Monday, January 28, 2008

I Was Meant To Be Lazy

I generally limit any sort of exercise (and frankly movement) to my weekday trips to the gym, as I am a naturally sedentary person who relishes the couch potato-ness of my standard evenings. It works well—rise at 5:45 so as not to be regarded as a complete waste of life, fit in as much physical exertion as possible before 9am, and then attempt to move as little as possible for the remainder of the day.

My plan of (in)action was further confirmed this weekend. After a week of rainy days, the sun finally appeared on Saturday and by Sunday everything was dry. After a couple of judgment-clouding afternoon glasses of wine, I made the [foolish] decision that a little vitamin D might do some good in combating the foul mood I’d been experiencing lately, and so resolved to go for a quick run on the trail near my house.

I’d been relishing the bayou I was jogging along, the picturesque cemetery on its far bank, and the fact that I can now run in my [new] neighborhood without [an inordinate amount of] fear of getting jumped, when I spotted a fellow jogger and his two white terriers.

My first thought was “great!” Our well-established neighborhood is surrounded by, let’s face it, the barrio, and the trail I was running on was strewn with bottles and beer boxes. I was excited to see another friendly face/gentrifying yuppie using the trail in the way it was intended, and hello! cute puppies! I luff you!

Until the dogs ran up to me and this happened:

WTF?!? Who has fucking dogs that bite people? And who runs with those dogs off-leash? And what kind of dog bites a non-threatening girl, unprovoked, in a completely open and neutral environment?

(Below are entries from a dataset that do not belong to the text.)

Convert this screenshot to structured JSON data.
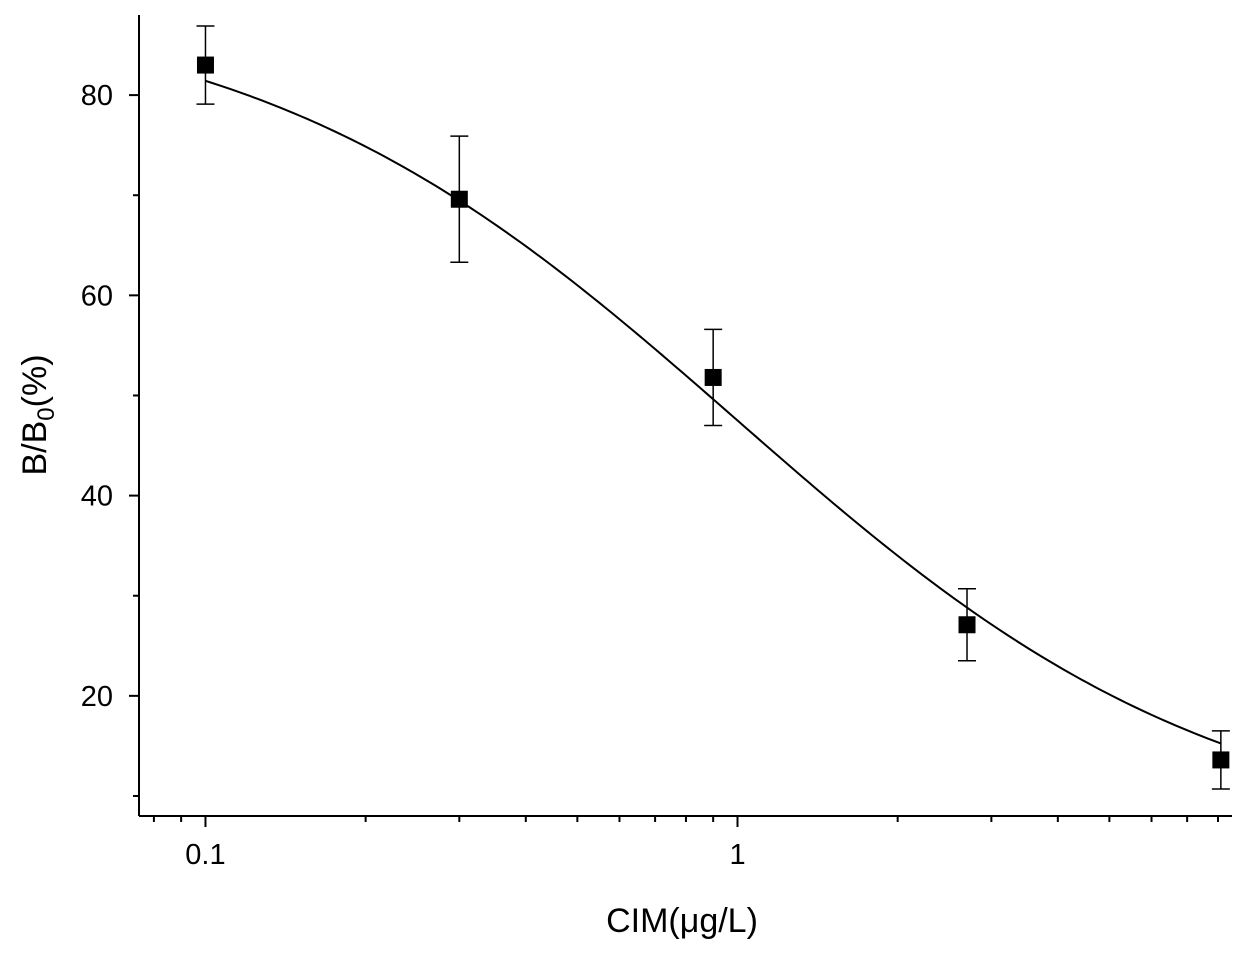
{
  "chart_data": {
    "type": "scatter",
    "title": "",
    "xlabel": "CIM(μg/L)",
    "ylabel": {
      "main": "B/B",
      "sub": "0",
      "suffix": "(%)"
    },
    "x_scale": "log",
    "xlim": [
      0.075,
      8.5
    ],
    "ylim": [
      8,
      88
    ],
    "x_ticks": [
      {
        "value": 0.1,
        "label": "0.1"
      },
      {
        "value": 1,
        "label": "1"
      }
    ],
    "y_ticks": [
      {
        "value": 20,
        "label": "20"
      },
      {
        "value": 40,
        "label": "40"
      },
      {
        "value": 60,
        "label": "60"
      },
      {
        "value": 80,
        "label": "80"
      }
    ],
    "y_minor_ticks": [
      10,
      30,
      50,
      70
    ],
    "grid": false,
    "legend": "none",
    "series": [
      {
        "x": [
          0.1,
          0.3,
          0.9,
          2.7,
          8.1
        ],
        "y": [
          83.0,
          69.6,
          51.8,
          27.1,
          13.6
        ],
        "error": [
          3.9,
          6.3,
          4.8,
          3.6,
          2.9
        ]
      }
    ],
    "fit_curve": {
      "model": "four-parameter logistic",
      "top": 90,
      "bottom": 5,
      "x0": 1.0,
      "hill": 0.95
    }
  }
}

Admittedly, the guy stopped briefly and asked how I was and I responded that I was fine. I think I was still in shock and hadn’t yet realized the severity of the wound. Upon returning home I posted on our neighborhood message board (told you we were yuppies), and found out that these dogs had bitten someone else in the same area a few months ago(!), but also, and thankfully, that they were up to date on shots and all.

This morning I returned the gym and received much sympathy from my compatriots who noticed my wound. I mentally renewed my commitment to limiting exercise to movement within the confines of the YMCA walls, and tried not to squeal as I washed my leg in the shower.

I was feeling better about things as I readied for work and even managed to [miraculously] blow dry my recently-cut hair into something resembling a style. I opted to preserve this moment in history with some of the complimentary hairspray the gym provides, but which I have never before opted to use, as I am largely incompetent when it comes to anything more than basic grooming. I carefully sprayed just the right size cloud of poison about my head and while lifting my finger from the trigger simultaneously realized that I had in fact just engulfed my top half in a fog of aerosol deodorant.

Note to self: Maybe you overdid it with the whole ‘lifting your arm above your head thing.’

3 comments:

Stanley said...

Holy shit, I just laughed out loud in my cubicle at that deodorant line. Sorry 'bout the bite!

sbma44 said...

I think you can be forgiven for thinking it's complimentary hairspray. It's Texas, after all.

MB said...

Good story Beth!!

Glad to hear everything is going well?